The mission length of a spacecraft is dictated by its fuel capacity. A satellite can only carry so much internal fuel due to weight limitations, since its launch rocket also has a similarly limited payload.
Satellites in near-Earth orbit have to compensate for the dragging effect of the atmosphere. They burn through their fuel reserves at a faster rate.
A satellite equipped with the ESA's air-breathing electric thruster doesn't need to bring its own propellant fuel. It would skim air from the uppermost part of Earth's atmosphere and compress it into ionized gas, also known as plasma.
An electric field speeds up that plasma into a stream that is ejected out of the spacecraft to provide thrust.
"Providing atmospheric drag compensation without the use of carry-on propellant, this kind of electric propulsion would let satellites orbit at very low altitudes around Earth for very long operational time," explains project head Louis Walpot. (Related: Solar eruptions send shock waves through space; 3D models created by NASA satellites map trajectory.)
The novel thruster incorporates a special collector that scoops up air that's moving at nearly five miles per second (nearly eight kilometers per second). Designed to capture nitrogen and oxygen for conversion into plasma energy, the collector is the key to the entire propulsion system.
According to Walpot, the collector and the thruster comprise a simple and robust passive design that takes advantage of the high speed of the spacecraft. It only needs electricity to ionize the air into plasma, and that energy can be provided by solar panels.
He also believes the air-breathing electric thruster can also work in the thinner and differently-composed atmosphere of Mars.

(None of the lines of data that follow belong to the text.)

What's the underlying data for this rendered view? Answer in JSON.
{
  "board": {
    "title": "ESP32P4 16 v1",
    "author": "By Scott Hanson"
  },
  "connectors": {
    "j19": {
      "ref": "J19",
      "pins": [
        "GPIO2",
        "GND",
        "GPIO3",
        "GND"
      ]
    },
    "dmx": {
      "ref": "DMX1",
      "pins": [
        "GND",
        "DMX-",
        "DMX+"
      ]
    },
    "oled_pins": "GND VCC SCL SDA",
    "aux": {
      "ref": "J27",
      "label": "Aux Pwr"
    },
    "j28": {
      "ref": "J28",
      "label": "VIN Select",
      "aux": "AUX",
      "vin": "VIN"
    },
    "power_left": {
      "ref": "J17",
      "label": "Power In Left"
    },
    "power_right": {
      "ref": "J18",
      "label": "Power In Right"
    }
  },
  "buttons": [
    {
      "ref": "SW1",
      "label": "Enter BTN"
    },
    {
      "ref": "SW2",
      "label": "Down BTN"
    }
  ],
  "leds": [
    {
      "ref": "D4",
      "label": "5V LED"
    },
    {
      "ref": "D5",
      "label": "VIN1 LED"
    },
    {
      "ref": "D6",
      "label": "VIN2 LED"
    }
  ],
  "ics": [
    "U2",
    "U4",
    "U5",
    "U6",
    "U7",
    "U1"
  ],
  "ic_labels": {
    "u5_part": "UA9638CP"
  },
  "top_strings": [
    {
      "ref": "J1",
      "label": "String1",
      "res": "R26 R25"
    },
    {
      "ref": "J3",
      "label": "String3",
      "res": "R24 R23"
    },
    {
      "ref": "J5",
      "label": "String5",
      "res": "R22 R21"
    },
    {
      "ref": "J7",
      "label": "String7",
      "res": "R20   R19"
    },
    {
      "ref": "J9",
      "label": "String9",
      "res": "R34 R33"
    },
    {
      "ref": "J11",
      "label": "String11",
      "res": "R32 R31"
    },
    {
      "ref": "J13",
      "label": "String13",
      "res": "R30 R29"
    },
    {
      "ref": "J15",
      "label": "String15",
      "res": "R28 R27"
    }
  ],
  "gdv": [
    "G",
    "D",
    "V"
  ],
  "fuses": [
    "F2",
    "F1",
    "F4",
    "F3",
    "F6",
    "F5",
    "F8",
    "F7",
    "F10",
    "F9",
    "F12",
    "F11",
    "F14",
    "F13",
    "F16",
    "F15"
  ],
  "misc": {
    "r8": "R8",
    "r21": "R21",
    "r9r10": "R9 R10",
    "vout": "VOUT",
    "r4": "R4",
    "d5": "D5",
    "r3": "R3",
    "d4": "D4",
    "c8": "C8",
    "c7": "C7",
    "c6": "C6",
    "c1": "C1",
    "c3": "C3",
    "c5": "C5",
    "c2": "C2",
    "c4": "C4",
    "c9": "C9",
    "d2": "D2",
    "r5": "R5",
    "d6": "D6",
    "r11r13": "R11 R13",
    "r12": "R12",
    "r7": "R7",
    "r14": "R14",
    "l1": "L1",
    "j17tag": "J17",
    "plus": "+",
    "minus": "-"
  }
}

While the spacecraft will have to fly much lower – as low as 75 miles (120 km) – it can use the carbon dioxide in Mars' atmosphere as an alternative plasma propellant.
The ESA and its partners began the project in 2015. A complete thruster was tested in a vacuum chamber that simulated the atmospheric conditions found 120 miles (200 km) above Earth.
The space agency is preparing a bigger version that is close to the size of the conventional electric thrusters mounted aboard current satellites.
"Efforts will start to look at potential applications for the technology, future missions where it would be a good fit," said Walpot.
According to his statement, the air-breathing thruster is limited to in-vacuum or near-vacuum conditions. It will function at altitudes as low as 100 miles (160 km).
The thruster won't be usable for satellites that operate at much lower altitudes like the Gravity Field and Steady-State Ocean Circulation Explorer (GOCE), which orbited 150 miles (250 km) above the Earth's surface.
The GOCE tested a similar thruster that still used xenon gas as propellant. Its 40 kg of xenon lasted the better part of five years, but the satellite eventually re-entered the atmosphere and burned up.
Walpot believes the air-breathing thruster will unlock new scientific missions in near-Earth space. Satellites equipped with such propulsion systems would enjoy nearly unlimited endurance as they take incredibly detailed photos of the Earth or analyzed the constantly-changing conditions at the very edge of the atmosphere.